Unsere Stadt braucht noch mehr Grün, um für die Zukunft gerüstet zu sein. Als Gemeinderat würde ich mich einsetzen für mehr und vor allem viel essbares Grün in Winterthur. Mehr essbare Pflanzen auf öffentlichem Grund für mehr sinnstiftende Begegnungen und ein besseres Klima in der Stadt!

52. Carla Ruckstuhl

1999, Studentin Biologie

Corona hat wieder einmal gezeigt, dass die Reichen nach ihren Profitinteressen handeln und die Gesundheit der Menschen zweitrangig ist. Die schlechte Bezahlung und die psychische Belastung im Gesundheitssystem sind heute schlimmer denn je. Dies müssen wir ändern!

53. Reto Weber

1968, Sozialarbeiter FH

Ich engagiere mich für eine Sozialpolitik, die Wahlmöglichkeiten und echte Chancen zur Verwirklichung dieser Wahl gewährleistet und allen Menschen, unabhängig von Hautfarbe, Nationalität, körperlicher oder psychischer Beeinträchtigung oder sexueller Identität eine selbstbestimmte Lebensführung ermöglicht.

54. Seline Dubach

1995, Studentin

Es hätt mi glustet. Um neue Gestaltungsräume zu erkunden und mich in Prozesse einzubringen. Weil Winterthur eine vielfältig lebendige Stadt ist, die inspiriert und animiert.

55. Michael Hofer

1980, Gärtner

Ich kämpfe für soziale Gerechtigkeit und dafür, dass auch meine Stadt ihre Verantwortung für die Klimakrise wahrnimmt.

56. Susha Niederberger

1974, Kulturelle / politische Bildung zu Digitaltechnologie

Ich möchte mich einsetzen für die partizipative Gestaltung von Zukunft in den Bereichen Klima, Wohnen und Stadtentwicklung, und besonders auch Technologie für Menschen und Gemeinschaften statt Überwachung. Ganz allgemein für eine Stadt, die Platz und Möglichkeiten bietet für alle, die hier sind.

57. Jemina Reif

1999, Kauffrau

Winterthur ist eine Stadt voller Diversität und reich an verschiedenen Kulturen.
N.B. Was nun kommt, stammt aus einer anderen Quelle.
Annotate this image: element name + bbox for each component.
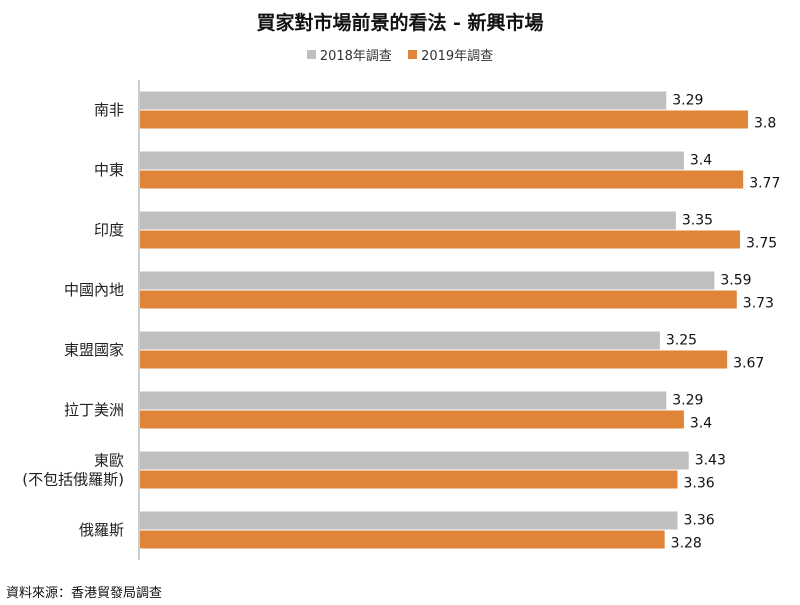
data-label: 3.29 [672, 93, 703, 109]
bar-2019 [140, 170, 744, 189]
bar-2018 [140, 391, 667, 410]
bar-2018 [140, 451, 689, 470]
bar-2019 [140, 290, 737, 309]
data-label: 3.75 [746, 236, 777, 252]
data-label: 3.29 [672, 393, 703, 409]
legend: 2018年調查 2019年調查 [0, 45, 800, 64]
legend-item-2019: 2019年調查 [408, 45, 493, 64]
category-label: 俄羅斯 [79, 521, 124, 539]
bar-2018 [140, 91, 667, 110]
legend-label-2018: 2018年調查 [319, 49, 392, 64]
bar-2019 [140, 230, 740, 249]
source-note: 資料來源：香港貿發局調查 [6, 586, 163, 601]
bar-2019 [140, 350, 728, 369]
bar-2018 [140, 271, 715, 290]
bar-2019 [140, 470, 678, 489]
category-label-line: 東歐 [94, 452, 124, 470]
data-label: 3.36 [683, 476, 714, 492]
category-label-line: 印度 [94, 221, 124, 239]
data-label: 3.35 [682, 213, 713, 229]
category-label: 中國內地 [64, 281, 124, 299]
data-label: 3.25 [666, 333, 697, 349]
category-label-line: 中國內地 [64, 281, 124, 299]
data-label: 3.4 [690, 416, 712, 432]
category-label-line: 俄羅斯 [79, 521, 124, 539]
bar-2018 [140, 211, 676, 230]
data-label: 3.43 [695, 453, 726, 469]
category-label-line: 南非 [94, 101, 124, 119]
data-label: 3.36 [683, 513, 714, 529]
category-label: 印度 [94, 221, 124, 239]
category-label: 拉丁美洲 [64, 401, 124, 419]
bar-2018 [140, 331, 660, 350]
bar-2019 [140, 530, 665, 549]
category-label: 南非 [94, 101, 124, 119]
data-label: 3.28 [671, 536, 702, 552]
data-label: 3.73 [743, 296, 774, 312]
category-label: 中東 [94, 161, 124, 179]
category-label: 東盟國家 [64, 341, 124, 359]
legend-label-2019: 2019年調查 [421, 49, 494, 64]
data-label: 3.59 [720, 273, 751, 289]
data-label: 3.4 [690, 153, 712, 169]
bar-2019 [140, 110, 748, 129]
data-label: 3.67 [733, 356, 764, 372]
category-label-line: 東盟國家 [64, 341, 124, 359]
data-label: 3.77 [749, 176, 780, 192]
bar-2019 [140, 410, 684, 429]
category-label-line: 中東 [94, 161, 124, 179]
bar-2018 [140, 151, 684, 170]
data-label: 3.8 [754, 116, 776, 132]
bar-2018 [140, 511, 678, 530]
legend-item-2018: 2018年調查 [306, 45, 392, 64]
category-label-line: (不包括俄羅斯) [22, 471, 124, 489]
category-label: 東歐(不包括俄羅斯) [22, 452, 124, 489]
category-label-line: 拉丁美洲 [64, 401, 124, 419]
chart-title: 買家對市場前景的看法 - 新興市場 [256, 12, 544, 34]
legend-swatch-2018 [306, 50, 316, 59]
legend-swatch-2019 [408, 50, 418, 59]
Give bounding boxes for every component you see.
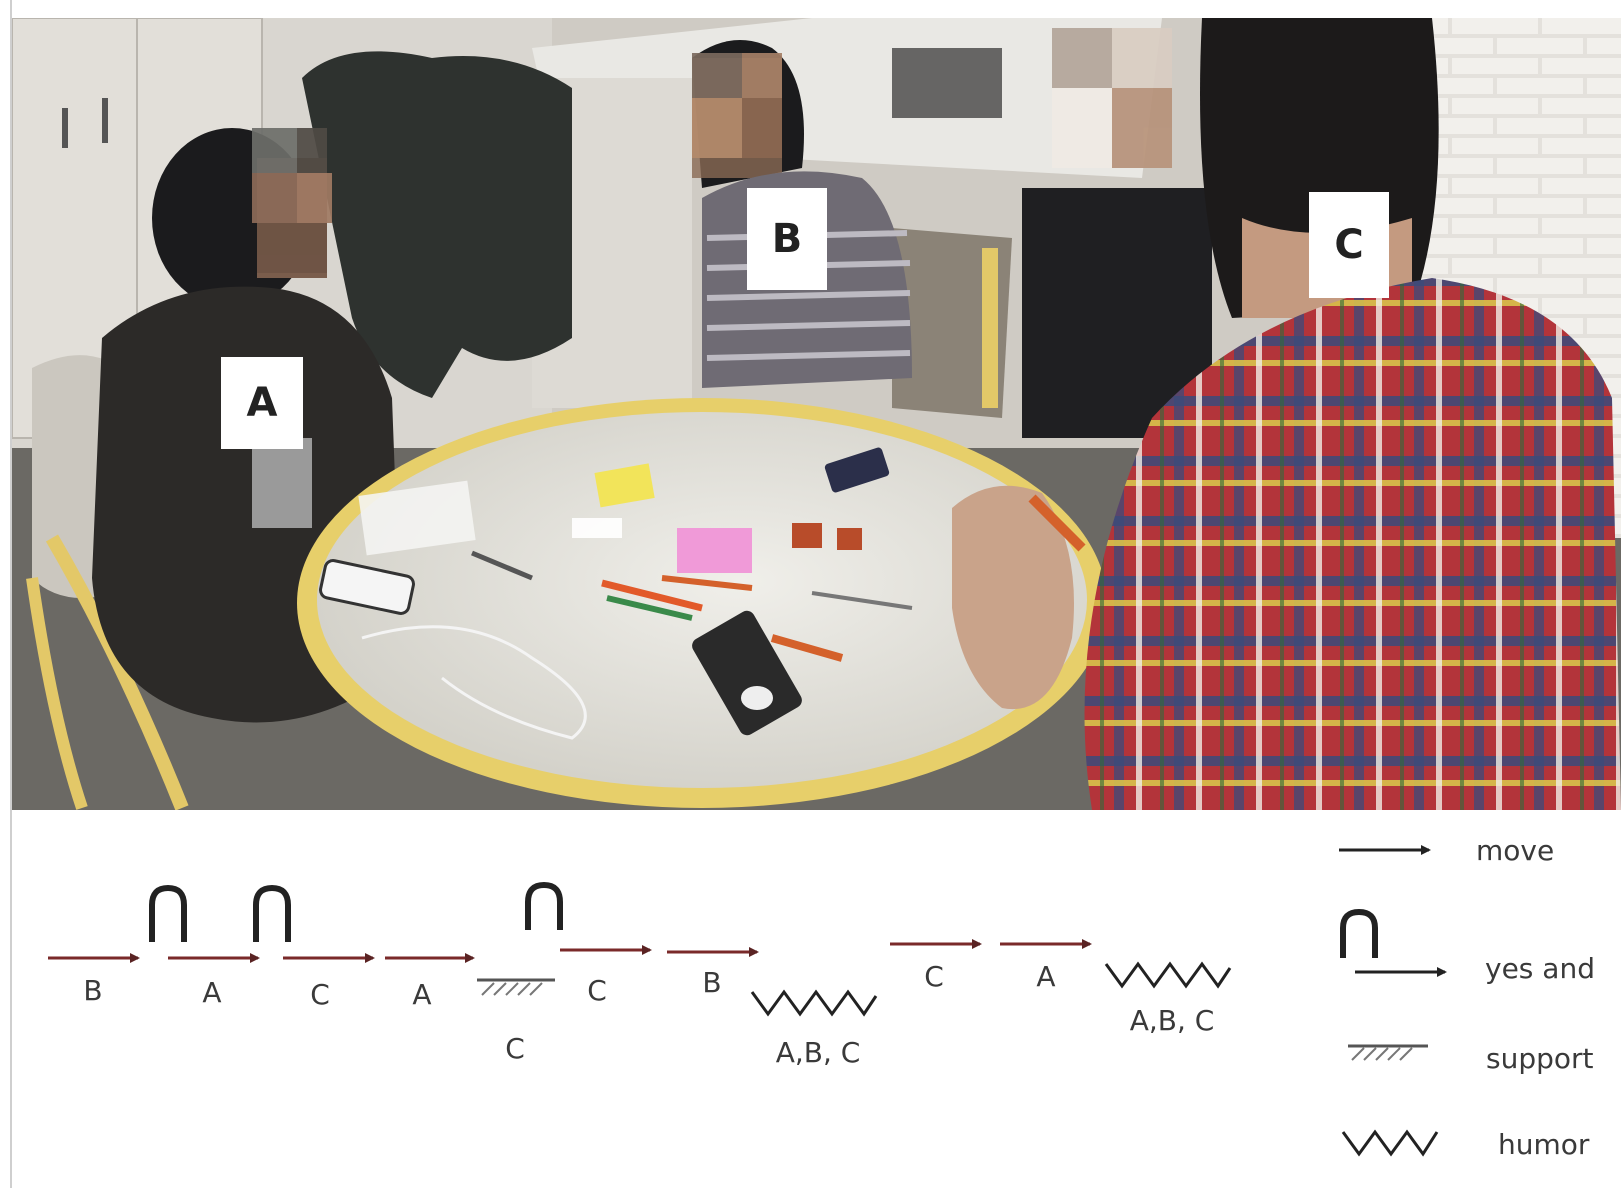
sequence-row: B A C A C C [48,881,1232,1069]
speaker-label: B [702,966,721,999]
yes-and-icon [253,884,291,942]
person-label-a: A [221,357,303,449]
legend-move-label: move [1476,834,1554,867]
speaker-label: C [505,1032,525,1065]
person-label-b: B [747,188,827,290]
meeting-photo: A B C [12,18,1621,810]
left-border-line [10,0,12,1188]
speaker-label: A [412,978,431,1011]
legend-humor-icon [1341,1129,1439,1157]
speaker-label: A,B, C [776,1036,861,1069]
legend-yes-and-label: yes and [1485,952,1595,985]
legend-support-label: support [1486,1042,1594,1075]
speaker-label: B [83,974,102,1007]
speaker-label: A [202,976,221,1009]
humor-icon [750,989,878,1017]
yes-and-icon [149,884,187,942]
legend-humor-label: humor [1498,1128,1590,1161]
humor-icon [1104,961,1232,989]
legend: move yes and support humor [1339,834,1595,1161]
legend-support-hatch [1351,1047,1413,1061]
speaker-label: C [310,978,330,1011]
yes-and-icon [525,881,563,930]
speaker-label: A,B, C [1130,1004,1215,1037]
legend-yes-and-icon [1340,908,1378,958]
speaker-label: C [587,974,607,1007]
person-label-c: C [1309,192,1389,298]
speaker-label: C [924,960,944,993]
support-hatch [481,982,543,996]
speaker-label: A [1036,960,1055,993]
Mir liegt es am Herzen, meine Heimatstadt in ihrer weiteren Entwicklung zu unterstützen und meinen Beitrag an ein gelungenes, nachhaltiges und von gegenseitiger Akzeptanz geprägtes Zusammenleben zu leisten.

58. Andreas Madianos

1984, Raumplaner

Das Velo ist das Verkehrsmittel der Zukunft. Dafür müssen wir in unserer Gegenwart die Grundlage schaffen und das will ich tun.

59. Eneas Yve Pauli

1995, Campaigner:in

Als nicht-binäre Person ist es notwendig, mich politisch zu engagieren. Hier unter meinen Nachbar:innen ist dazu genau der richtige Ort. Ich stehe dafür ein, dass Menschen aus der ganzen LGBTQIA+ Community in unserer Gesellschaft einen sicheren Platz finden.

60. Frank Winter

1973, Berufsschullehrer

Gerne möchte ich daran mitwirken, eine solidarische Stadt Winterthur zu gestalten, die für alle demokratisch kompatiblen Lebens- und Weltorientierungen offen und einladend ist und die Menschen in Status- und Lebensschwierigkeiten gleich welcher Art stützend unter die Arme greift.